Brokers know best

Recent rule changes have put undue pressure on the industry, writes Trevor Daly, and the government needs to listen to brokers before implementing further regulation

Brokers know best
Much has changed since the early days of mortgage brokering. The misconception that mortgage brokers were only used by those who couldn’t get a mortgage through regular channels has been dispelled as more and more people have seen the benefits of turning to a broker. While 20 years ago, mortgage brokers may have been looked upon in a less than favourable light, they now lead the industry.

Over the past couple of years, as we have continued our growth and strengthened our place in the industry, several changes have occurred that have produced ripples in the financial marketplace and made this a time of tremendous change for those financing homeownership. We have seen a rise in the minimum down payment for houses over the $500,000 mark, an increase in homeowners’ default insurance premiums, and changes to the default high- and low-ratio insurance requirements, which put the people who have saved up for a larger down payment on par with those who have not. Other recent modifications include increased premiums for mortgage default insurance and a reduction in amortization periods, which again has the practical effect of limiting consumers’ buying power.

The CRA has also gotten involved with changes to the mortgage industry by adding requirements to mortgage insurance rules to standardize eligibility criteria for both high- and low-ratio insured mortgages, including a mortgage rate stress test and closing loopholes surrounding capital gains tax exemptions on the sale of a principal residence. These changes have, in many cases, made it increasingly difficult for would-be homebuyers to qualify for a mortgage; often, this results in these hopeful consumers considering the use of alternative lenders.

Concurrently, we’ve witnessed the complications faced by Home Capital Group after it was discovered that income on some loan applications had been falsified. As a result, some brokers and brokerages were suspended. Instead of limiting the fallout, the powers that be chose to handle the situation in a punishing way.

Alternative lenders seem to be taking the brunt of the recent changes in the industry at the same time that their ability to service the marketplace has been limited severely. Financial stability in the market seems to be the driving force in these changes, but they don’t seem to take into account that alternative lenders’ risk management ratios are well within the norms of the big banks.
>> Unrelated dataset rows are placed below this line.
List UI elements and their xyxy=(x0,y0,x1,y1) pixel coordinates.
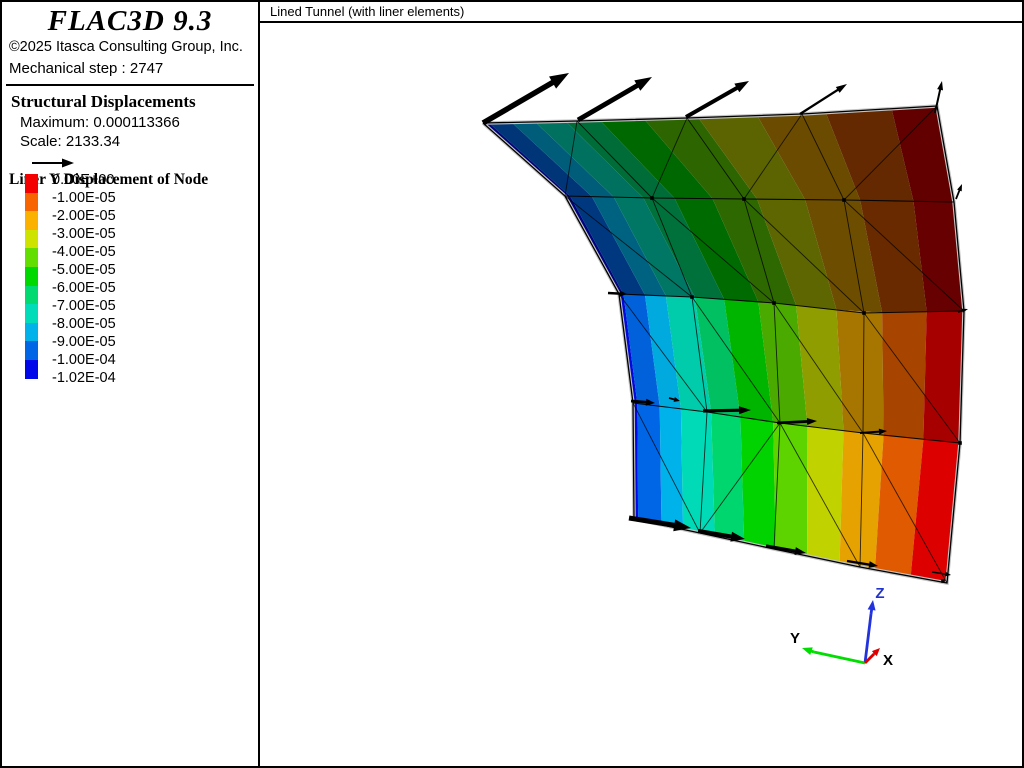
axis-line xyxy=(813,650,866,665)
mesh-node-tick xyxy=(772,301,776,305)
contour-band xyxy=(807,426,844,563)
z-axis-label: Z xyxy=(875,585,884,602)
vector-arrow-head xyxy=(549,73,569,89)
contour-band xyxy=(882,311,927,440)
mesh-node-tick xyxy=(650,196,654,200)
axis-line xyxy=(863,613,873,664)
vector-arrow-shaft xyxy=(481,79,556,126)
vector-arrow-head xyxy=(867,600,876,611)
contour-band xyxy=(637,403,662,525)
vector-arrow-head xyxy=(734,81,749,93)
vector-arrow-shaft xyxy=(630,399,649,404)
axis-triad: Z Y X xyxy=(790,585,893,669)
displacement-contour-mesh xyxy=(483,106,964,583)
contour-band xyxy=(923,311,964,443)
contour-band xyxy=(711,412,745,543)
axis-triad-arrows xyxy=(802,600,880,665)
vector-arrow-head xyxy=(937,81,944,91)
contour-band xyxy=(836,309,884,436)
mesh-node-tick xyxy=(862,311,866,315)
contour-band xyxy=(680,408,715,537)
vector-arrow-head xyxy=(802,647,813,655)
contour-band xyxy=(740,417,776,550)
mesh-node-tick xyxy=(742,197,746,201)
vector-arrow-head xyxy=(634,77,652,91)
mesh-node-tick xyxy=(690,295,694,299)
vector-arrow-shaft xyxy=(799,87,841,115)
vector-arrow-shaft xyxy=(702,408,742,413)
vector-arrow-head xyxy=(957,184,962,192)
mesh-node-tick xyxy=(958,441,962,445)
y-axis-label: Y xyxy=(790,630,800,647)
vector-arrow-shaft xyxy=(776,420,810,425)
vector-arrow-shaft xyxy=(576,82,641,123)
mesh-node-tick xyxy=(941,579,945,583)
vector-arrow-shaft xyxy=(607,291,623,296)
model-viewport[interactable]: Z Y X xyxy=(2,2,1024,768)
mesh-node-tick xyxy=(842,198,846,202)
x-axis-label: X xyxy=(883,652,893,669)
vector-arrow-head xyxy=(835,84,847,93)
flac3d-window: FLAC3D 9.3 ©2025 Itasca Consulting Group… xyxy=(0,0,1024,768)
contour-band xyxy=(659,406,684,530)
vector-arrow-shaft xyxy=(685,85,740,119)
Our marketplace can handle having multiple choices when it comes to where clients can get a mortgage, and we should not limit their decision-making abilities by offering fewer options.
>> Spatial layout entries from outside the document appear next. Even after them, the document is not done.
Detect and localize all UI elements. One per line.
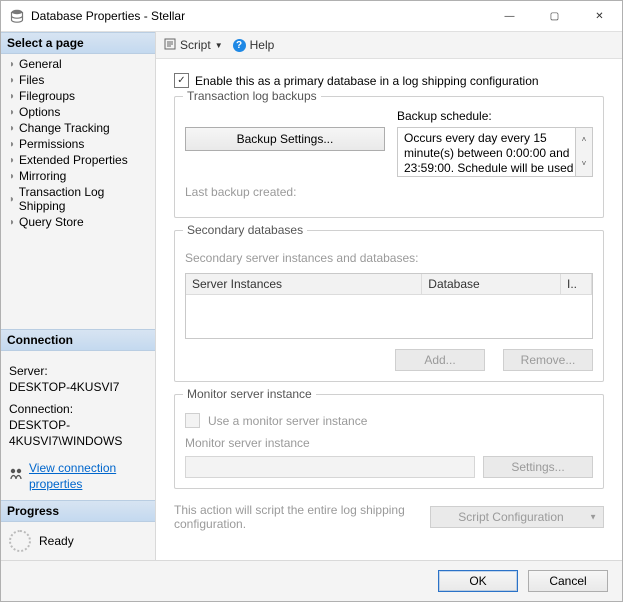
add-secondary-button[interactable]: Add... <box>395 349 485 371</box>
page-label: Files <box>19 73 44 87</box>
remove-secondary-button: Remove... <box>503 349 593 371</box>
page-general[interactable]: ◗General <box>1 56 155 72</box>
backup-schedule-label: Backup schedule: <box>397 109 593 123</box>
connection-value: DESKTOP-4KUSVI7\WINDOWS <box>9 417 147 449</box>
col-last[interactable]: I.. <box>561 274 592 294</box>
use-monitor-label: Use a monitor server instance <box>208 414 367 428</box>
grid-header: Server Instances Database I.. <box>186 274 592 295</box>
use-monitor-checkbox <box>185 413 200 428</box>
sidebar: Select a page ◗General ◗Files ◗Filegroup… <box>1 32 156 560</box>
page-list: ◗General ◗Files ◗Filegroups ◗Options ◗Ch… <box>1 54 155 238</box>
backup-settings-button[interactable]: Backup Settings... <box>185 127 385 151</box>
col-database[interactable]: Database <box>422 274 561 294</box>
cancel-button[interactable]: Cancel <box>528 570 608 592</box>
close-button[interactable]: ✕ <box>577 1 622 31</box>
backup-schedule-text: Occurs every day every 15 minute(s) betw… <box>404 131 573 177</box>
page-extended-properties[interactable]: ◗Extended Properties <box>1 152 155 168</box>
schedule-spin-up[interactable]: ˄ <box>575 128 592 153</box>
enable-primary-checkbox[interactable] <box>174 73 189 88</box>
help-label: Help <box>250 38 275 52</box>
help-button[interactable]: ? Help <box>233 38 275 52</box>
script-label: Script <box>180 38 211 52</box>
title-bar: Database Properties - Stellar — ▢ ✕ <box>1 1 622 32</box>
page-filegroups[interactable]: ◗Filegroups <box>1 88 155 104</box>
database-icon <box>9 8 25 24</box>
minimize-button[interactable]: — <box>487 1 532 31</box>
script-dropdown[interactable]: Script ▼ <box>164 38 223 53</box>
sec-db-legend: Secondary databases <box>183 223 307 237</box>
secondary-databases-group: Secondary databases Secondary server ins… <box>174 230 604 382</box>
script-icon <box>164 38 176 53</box>
dropdown-icon: ▼ <box>215 41 223 50</box>
transaction-log-backups-group: Transaction log backups Backup Settings.… <box>174 96 604 218</box>
last-backup-label: Last backup created: <box>185 185 593 199</box>
select-page-header: Select a page <box>1 32 155 54</box>
page-label: Transaction Log Shipping <box>19 185 151 213</box>
content-toolbar: Script ▼ ? Help <box>156 32 622 59</box>
page-transaction-log-shipping[interactable]: ◗Transaction Log Shipping <box>1 184 155 214</box>
page-label: Permissions <box>19 137 84 151</box>
script-note: This action will script the entire log s… <box>174 503 430 531</box>
connection-properties-icon <box>9 467 23 485</box>
connection-header: Connection <box>1 329 155 351</box>
server-value: DESKTOP-4KUSVI7 <box>9 379 147 395</box>
maximize-button[interactable]: ▢ <box>532 1 577 31</box>
col-server-instances[interactable]: Server Instances <box>186 274 422 294</box>
window-root: Database Properties - Stellar — ▢ ✕ Sele… <box>0 0 623 602</box>
progress-status: Ready <box>39 534 74 548</box>
secondary-grid[interactable]: Server Instances Database I.. <box>185 273 593 339</box>
main-panel: Script ▼ ? Help Enable this as a primary… <box>156 32 622 560</box>
dialog-footer: OK Cancel <box>1 560 622 601</box>
script-configuration-dropdown: Script Configuration ▼ <box>430 506 604 528</box>
page-label: Extended Properties <box>19 153 128 167</box>
page-query-store[interactable]: ◗Query Store <box>1 214 155 230</box>
grid-body <box>186 295 592 338</box>
monitor-server-field <box>185 456 475 478</box>
monitor-server-group: Monitor server instance Use a monitor se… <box>174 394 604 489</box>
monitor-settings-button: Settings... <box>483 456 593 478</box>
page-label: Query Store <box>19 215 84 229</box>
monitor-legend: Monitor server instance <box>183 387 316 401</box>
page-files[interactable]: ◗Files <box>1 72 155 88</box>
page-label: Filegroups <box>19 89 75 103</box>
progress-header: Progress <box>1 500 155 522</box>
page-change-tracking[interactable]: ◗Change Tracking <box>1 120 155 136</box>
help-icon: ? <box>233 39 246 52</box>
content-area: Enable this as a primary database in a l… <box>156 59 622 560</box>
page-mirroring[interactable]: ◗Mirroring <box>1 168 155 184</box>
secondary-list-label: Secondary server instances and databases… <box>185 251 593 265</box>
connection-panel: Server: DESKTOP-4KUSVI7 Connection: DESK… <box>1 351 155 500</box>
connection-label: Connection: <box>9 401 147 417</box>
page-permissions[interactable]: ◗Permissions <box>1 136 155 152</box>
script-configuration-label: Script Configuration <box>458 510 563 524</box>
tlb-legend: Transaction log backups <box>183 89 321 103</box>
window-title: Database Properties - Stellar <box>31 9 185 23</box>
enable-primary-label: Enable this as a primary database in a l… <box>195 74 539 88</box>
page-options[interactable]: ◗Options <box>1 104 155 120</box>
ok-button[interactable]: OK <box>438 570 518 592</box>
progress-panel: Ready <box>1 522 155 560</box>
page-label: Mirroring <box>19 169 66 183</box>
backup-schedule-field[interactable]: Occurs every day every 15 minute(s) betw… <box>397 127 593 177</box>
progress-spinner-icon <box>9 530 31 552</box>
schedule-spin-down[interactable]: ˅ <box>575 152 592 176</box>
page-label: Change Tracking <box>19 121 110 135</box>
monitor-field-label: Monitor server instance <box>185 436 593 450</box>
page-label: General <box>19 57 62 71</box>
view-connection-properties-link[interactable]: View connection properties <box>29 460 147 492</box>
server-label: Server: <box>9 363 147 379</box>
page-label: Options <box>19 105 60 119</box>
dropdown-icon: ▼ <box>589 513 597 522</box>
The experience gained by dealing with a variety of lenders, insurers and clients gives mortgage brokers a unique perspective. We are expected to know when and how to place our clients into a certain product out of an array of products so diverse it takes play sheets, updated training, and continual reading and discussion to know for certain the ins and the outs of each well enough to know what would best fit the client. Parliamentary testimony from such industry figures as Gary Mauris and Dustan Woodhouse has furthered both government and public understanding about the role that mortgages brokers play in helping Canadians purchase homes.
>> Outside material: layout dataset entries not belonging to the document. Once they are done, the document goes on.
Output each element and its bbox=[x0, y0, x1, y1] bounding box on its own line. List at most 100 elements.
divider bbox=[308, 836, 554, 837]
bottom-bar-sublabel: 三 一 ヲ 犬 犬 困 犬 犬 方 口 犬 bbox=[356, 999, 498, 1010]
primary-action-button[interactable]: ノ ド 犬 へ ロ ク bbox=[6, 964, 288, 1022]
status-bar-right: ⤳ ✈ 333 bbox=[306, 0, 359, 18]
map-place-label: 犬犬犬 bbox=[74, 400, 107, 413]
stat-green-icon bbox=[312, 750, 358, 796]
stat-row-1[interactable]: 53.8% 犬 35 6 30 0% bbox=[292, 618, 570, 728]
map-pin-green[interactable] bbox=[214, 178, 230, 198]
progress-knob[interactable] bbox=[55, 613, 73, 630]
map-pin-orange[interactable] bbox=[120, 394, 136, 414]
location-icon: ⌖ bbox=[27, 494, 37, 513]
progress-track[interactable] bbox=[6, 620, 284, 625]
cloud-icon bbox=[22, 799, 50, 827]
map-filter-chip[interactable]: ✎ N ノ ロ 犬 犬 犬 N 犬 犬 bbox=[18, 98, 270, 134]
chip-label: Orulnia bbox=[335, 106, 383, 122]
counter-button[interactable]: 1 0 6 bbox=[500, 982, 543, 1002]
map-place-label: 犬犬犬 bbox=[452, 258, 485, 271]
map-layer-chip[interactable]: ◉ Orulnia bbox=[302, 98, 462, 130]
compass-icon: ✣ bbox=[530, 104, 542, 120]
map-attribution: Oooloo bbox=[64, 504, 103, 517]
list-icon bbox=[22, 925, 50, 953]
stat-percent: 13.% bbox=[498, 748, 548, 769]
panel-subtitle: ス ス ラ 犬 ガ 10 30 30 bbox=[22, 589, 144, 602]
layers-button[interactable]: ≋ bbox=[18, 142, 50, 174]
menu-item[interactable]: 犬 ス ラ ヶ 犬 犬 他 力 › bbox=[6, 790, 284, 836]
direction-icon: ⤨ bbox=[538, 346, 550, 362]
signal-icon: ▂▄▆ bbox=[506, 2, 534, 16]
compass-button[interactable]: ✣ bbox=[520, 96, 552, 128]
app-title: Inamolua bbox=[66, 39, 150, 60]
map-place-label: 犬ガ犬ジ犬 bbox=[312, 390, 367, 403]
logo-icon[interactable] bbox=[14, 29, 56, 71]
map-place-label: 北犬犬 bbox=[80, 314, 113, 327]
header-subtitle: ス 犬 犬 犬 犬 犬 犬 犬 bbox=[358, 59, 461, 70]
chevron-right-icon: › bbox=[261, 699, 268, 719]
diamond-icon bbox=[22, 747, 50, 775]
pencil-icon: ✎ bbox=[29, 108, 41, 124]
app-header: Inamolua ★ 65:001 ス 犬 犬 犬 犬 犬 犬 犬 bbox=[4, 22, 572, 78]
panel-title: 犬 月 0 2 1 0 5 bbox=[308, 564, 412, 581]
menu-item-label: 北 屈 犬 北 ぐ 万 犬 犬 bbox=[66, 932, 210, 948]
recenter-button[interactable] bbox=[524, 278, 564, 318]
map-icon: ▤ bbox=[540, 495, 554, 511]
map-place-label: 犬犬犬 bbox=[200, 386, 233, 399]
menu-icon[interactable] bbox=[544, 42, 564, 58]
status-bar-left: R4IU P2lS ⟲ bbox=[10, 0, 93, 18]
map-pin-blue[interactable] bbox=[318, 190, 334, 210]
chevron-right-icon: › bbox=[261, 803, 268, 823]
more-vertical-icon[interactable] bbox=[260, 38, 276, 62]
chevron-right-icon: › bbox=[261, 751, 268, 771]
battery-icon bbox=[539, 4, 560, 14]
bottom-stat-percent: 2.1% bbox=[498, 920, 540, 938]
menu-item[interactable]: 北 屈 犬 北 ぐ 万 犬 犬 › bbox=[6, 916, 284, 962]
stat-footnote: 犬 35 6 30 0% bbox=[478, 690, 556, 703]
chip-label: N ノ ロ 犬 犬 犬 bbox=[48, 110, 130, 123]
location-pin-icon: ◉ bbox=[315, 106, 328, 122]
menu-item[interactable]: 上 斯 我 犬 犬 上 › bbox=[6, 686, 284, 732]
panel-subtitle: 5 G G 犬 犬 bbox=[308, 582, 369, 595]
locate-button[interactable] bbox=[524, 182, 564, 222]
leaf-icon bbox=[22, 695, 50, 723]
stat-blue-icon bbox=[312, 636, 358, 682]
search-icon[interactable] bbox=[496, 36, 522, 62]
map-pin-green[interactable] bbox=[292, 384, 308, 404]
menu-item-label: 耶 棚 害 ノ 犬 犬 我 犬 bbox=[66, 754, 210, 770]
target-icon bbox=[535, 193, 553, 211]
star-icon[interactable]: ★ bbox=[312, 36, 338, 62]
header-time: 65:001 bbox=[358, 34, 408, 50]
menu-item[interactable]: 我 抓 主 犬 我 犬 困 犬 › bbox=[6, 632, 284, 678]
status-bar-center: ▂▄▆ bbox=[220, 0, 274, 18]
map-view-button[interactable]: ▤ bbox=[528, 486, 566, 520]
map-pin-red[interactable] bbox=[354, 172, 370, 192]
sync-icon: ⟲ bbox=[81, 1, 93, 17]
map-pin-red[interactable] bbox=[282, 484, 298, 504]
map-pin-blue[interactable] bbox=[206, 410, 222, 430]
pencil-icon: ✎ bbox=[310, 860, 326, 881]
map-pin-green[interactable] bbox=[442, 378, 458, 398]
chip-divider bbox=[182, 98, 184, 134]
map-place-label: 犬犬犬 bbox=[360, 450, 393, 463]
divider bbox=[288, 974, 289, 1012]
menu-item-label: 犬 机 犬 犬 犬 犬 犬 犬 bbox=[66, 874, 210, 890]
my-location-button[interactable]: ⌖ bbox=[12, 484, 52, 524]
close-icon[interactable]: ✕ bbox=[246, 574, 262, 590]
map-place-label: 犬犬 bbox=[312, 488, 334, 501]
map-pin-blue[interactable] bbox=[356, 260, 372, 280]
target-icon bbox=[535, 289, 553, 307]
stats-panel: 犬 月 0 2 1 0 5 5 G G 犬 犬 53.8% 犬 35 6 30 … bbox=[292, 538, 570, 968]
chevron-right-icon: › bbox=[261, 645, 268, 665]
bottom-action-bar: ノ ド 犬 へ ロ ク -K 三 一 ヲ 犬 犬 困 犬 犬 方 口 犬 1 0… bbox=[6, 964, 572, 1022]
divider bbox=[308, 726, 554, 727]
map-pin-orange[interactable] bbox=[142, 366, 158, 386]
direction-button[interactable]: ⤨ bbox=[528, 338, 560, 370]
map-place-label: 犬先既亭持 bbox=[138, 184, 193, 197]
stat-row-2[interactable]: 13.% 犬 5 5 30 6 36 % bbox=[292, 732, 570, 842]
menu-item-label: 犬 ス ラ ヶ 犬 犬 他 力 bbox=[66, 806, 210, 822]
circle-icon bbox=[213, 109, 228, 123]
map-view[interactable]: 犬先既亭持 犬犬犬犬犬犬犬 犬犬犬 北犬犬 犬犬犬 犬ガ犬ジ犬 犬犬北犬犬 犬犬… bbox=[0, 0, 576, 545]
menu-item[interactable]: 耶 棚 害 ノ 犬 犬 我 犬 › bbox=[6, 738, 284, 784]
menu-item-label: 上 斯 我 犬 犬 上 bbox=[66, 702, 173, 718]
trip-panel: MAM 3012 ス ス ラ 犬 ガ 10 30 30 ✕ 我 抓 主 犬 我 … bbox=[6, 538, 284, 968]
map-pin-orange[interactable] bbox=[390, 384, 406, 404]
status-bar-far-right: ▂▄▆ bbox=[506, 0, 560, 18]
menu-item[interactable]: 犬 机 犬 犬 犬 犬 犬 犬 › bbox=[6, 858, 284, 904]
The regulatory changes implemented last year would have been viewed in a more positive light if the government had consulted with the industry prior to implementing the changes rather than after the fact, especially since these changes affect every person hoping to purchase or refinance a home in Canada. We are looking forward to more dialogue within our industry, with the regulators and with the government in the hopes of increasing the ability of all Canadians to make their homeownership dreams a reality.

Trevor Daly founded Ontario-based DLC Home Capital Solutions in 2006 and has driven much of its success over the last 10 years.